Toshiba has retained roughly 40% of Xioxia, with the rest held by a group of Japanese, US and South Korean investors.
The Japanese chipmaker was due to reveal its final pricing on Monday, instead Xioxia’s board is reportedly meeting on Monday to discuss its options, according to the Financial Times.
Kioxia had planned to list on the Tokyo Stock Exchange (JPXGY) on 6 October, at a valuation of more than $14bn. The company warned tighter restrictions could cause memory chip oversupply and drive down market prices.
The company was previously caught in the crosshairs of the US-Sino trade war after Trump imposed tighter restrictions on its client Huawei.

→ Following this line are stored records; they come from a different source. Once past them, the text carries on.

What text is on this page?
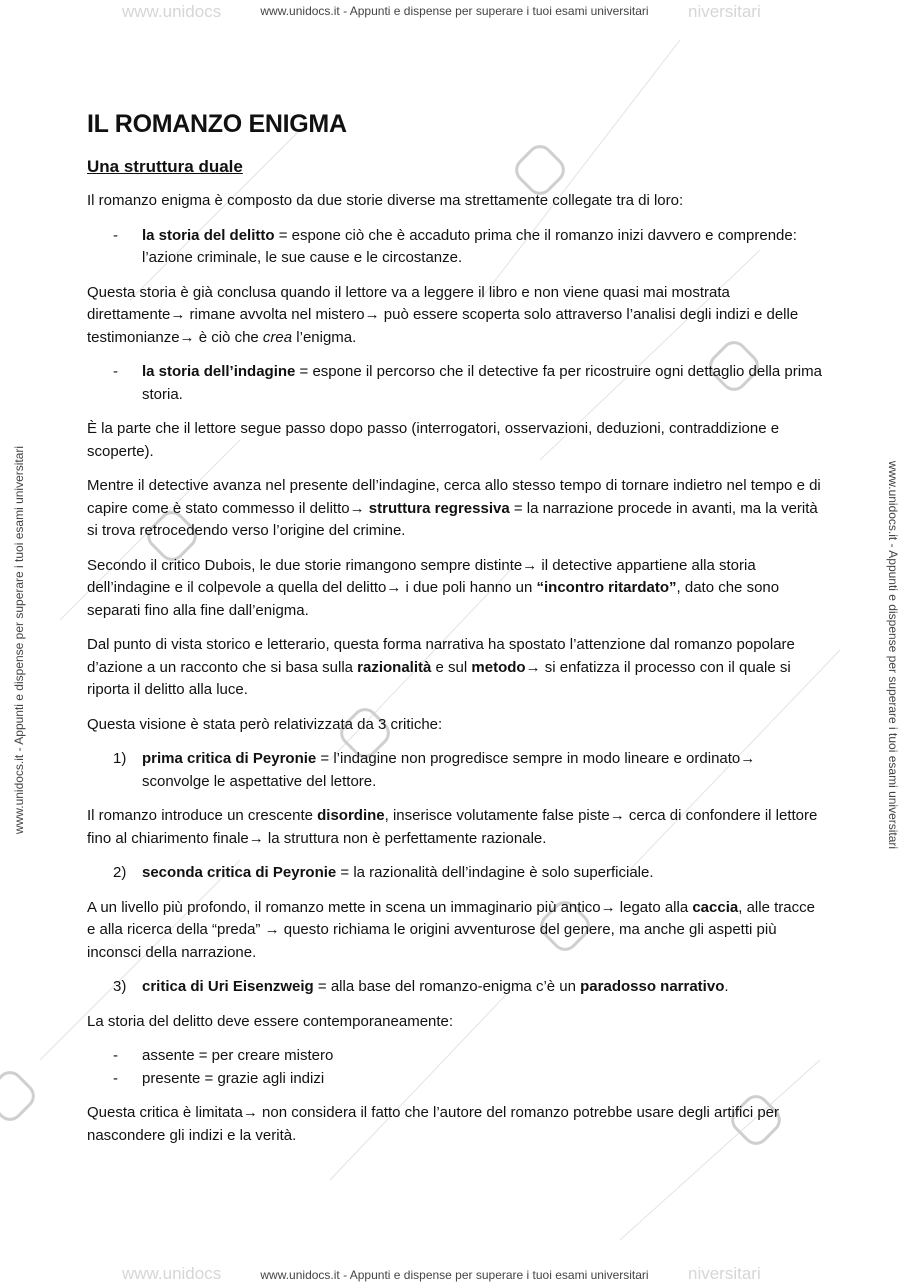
www.unidocs	niversitari
www.unidocs.it - Appunti e dispense per superare i tuoi esami universitari
www.unidocs	niversitari
www.unidocs.it - Appunti e dispense per superare i tuoi esami universitari
www.unidocs.it - Appunti e dispense per superare i tuoi esami universitari	www.unidocs.it - Appunti e dispense per superare i tuoi esami universitari
IL ROMANZO ENIGMA
Una struttura duale

Il romanzo enigma è composto da due storie diverse ma strettamente collegate tra di loro:

- la storia del delitto = espone ciò che è accaduto prima che il romanzo inizi davvero e comprende: l’azione criminale, le sue cause e le circostanze.

Questa storia è già conclusa quando il lettore va a leggere il libro e non viene quasi mai mostrata direttamente→ rimane avvolta nel mistero→ può essere scoperta solo attraverso l’analisi degli indizi e delle testimonianze→ è ciò che crea l’enigma.

- la storia dell’indagine = espone il percorso che il detective fa per ricostruire ogni dettaglio della prima storia.

È la parte che il lettore segue passo dopo passo (interrogatori, osservazioni, deduzioni, contraddizione e scoperte).

Mentre il detective avanza nel presente dell’indagine, cerca allo stesso tempo di tornare indietro nel tempo e di capire come è stato commesso il delitto→ struttura regressiva = la narrazione procede in avanti, ma la verità si trova retrocedendo verso l’origine del crimine.

Secondo il critico Dubois, le due storie rimangono sempre distinte→ il detective appartiene alla storia dell’indagine e il colpevole a quella del delitto→ i due poli hanno un “incontro ritardato”, dato che sono separati fino alla fine dall’enigma.

Dal punto di vista storico e letterario, questa forma narrativa ha spostato l’attenzione dal romanzo popolare d’azione a un racconto che si basa sulla razionalità e sul metodo→ si enfatizza il processo con il quale si riporta il delitto alla luce.

Questa visione è stata però relativizzata da 3 critiche:

1) prima critica di Peyronie = l’indagine non progredisce sempre in modo lineare e ordinato→ sconvolge le aspettative del lettore.

Il romanzo introduce un crescente disordine, inserisce volutamente false piste→ cerca di confondere il lettore fino al chiarimento finale→ la struttura non è perfettamente razionale.

2) seconda critica di Peyronie = la razionalità dell’indagine è solo superficiale.

A un livello più profondo, il romanzo mette in scena un immaginario più antico→ legato alla caccia, alle tracce e alla ricerca della “preda” → questo richiama le origini avventurose del genere, ma anche gli aspetti più inconsci della narrazione.

3) critica di Uri Eisenzweig = alla base del romanzo-enigma c’è un paradosso narrativo.

La storia del delitto deve essere contemporaneamente:

- assente = per creare mistero
- presente = grazie agli indizi

Questa critica è limitata→ non considera il fatto che l’autore del romanzo potrebbe usare degli artifici per nascondere gli indizi e la verità.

Trump’s move sent Huawei’s relations with other countries in a downward spiral, including with the UK, which has banned the Chinese company from building its 5G network.
On Friday, the US commerce department imposed sanctions on China’s biggest chipmaker Semiconductor Manufacturing International Corporation (SMIC), warning exporters that there is an “unacceptable risk” equipment supplied to SMIC could be used for military purposes.
The export controls require suppliers of certain SMIC equipment, to apply for individual export licences.
SMIC (SMICY), a key producer of components used in smartphones and other devices, has denied receiving any formal notices from the US government, and it has also rejected it has ties with the Chinese military.
READ MORE: China targets foreign firms on ‘unreliable entities’ list as US trade war intensifies
It comes after, China announced sweeping powers to curb trade, investment and operations of foreign firms deemed “unreliable” on a blacklist, in a retaliation against punitive US actions towards Chinese businesses, such as Huawei.
A move which upped the ante in China’s ongoing trade war with the Trump administration.
The blacklist, targets foreign firms and individuals violating normal market transactions in the country — interrupting deals with Chinese firms — or taking discriminatory measures against Chinese companies.
Firms that end up on the blacklist could be banned from investing in China or importing or exporting in China. Other actions, include entry restrictions on workers entering the country, revoking work or residence permits and imposing fines.
READ MORE: TikTok: Trump backs Oracle deal, delays app store ban
Additionally, a federal court judge is also due to begin hearings on Sunday to decided whether the US government’s order to ban TikTok from American app stores can go ahead.
The ban which was supposed to come into effect on 20 September, was delayed for a week on the condition the video-sharing app found a US buyer.
Last week, Trump gave his blessing for a deal TikTok-owner, ByteDance reached with Oracle (ORCL) and Walmart (WMT) for its US operations, in order to avoid being banned in America.
A judge in California, also blocked the commerce department from requiring Apple (AAPL) and Google, to remove Tencent-owned (TCEHY) WeChat, for downloads in their app stores, last week.
US magistrate judge Laurel Beeler said in an order that WeChat users who filed a lawsuit “have shown serious questions going to the merits of the First Amendment claim, the balance of hardships tips in the plaintiffs favour.”
The Trump administration has constantly accused Chinese apps TikTok and WeChat of breaching US national security laws by passing data on American users to the Chinese government. But, TikTok denies handing over US data to the Chinese authorities. China says Trump’s ban is political.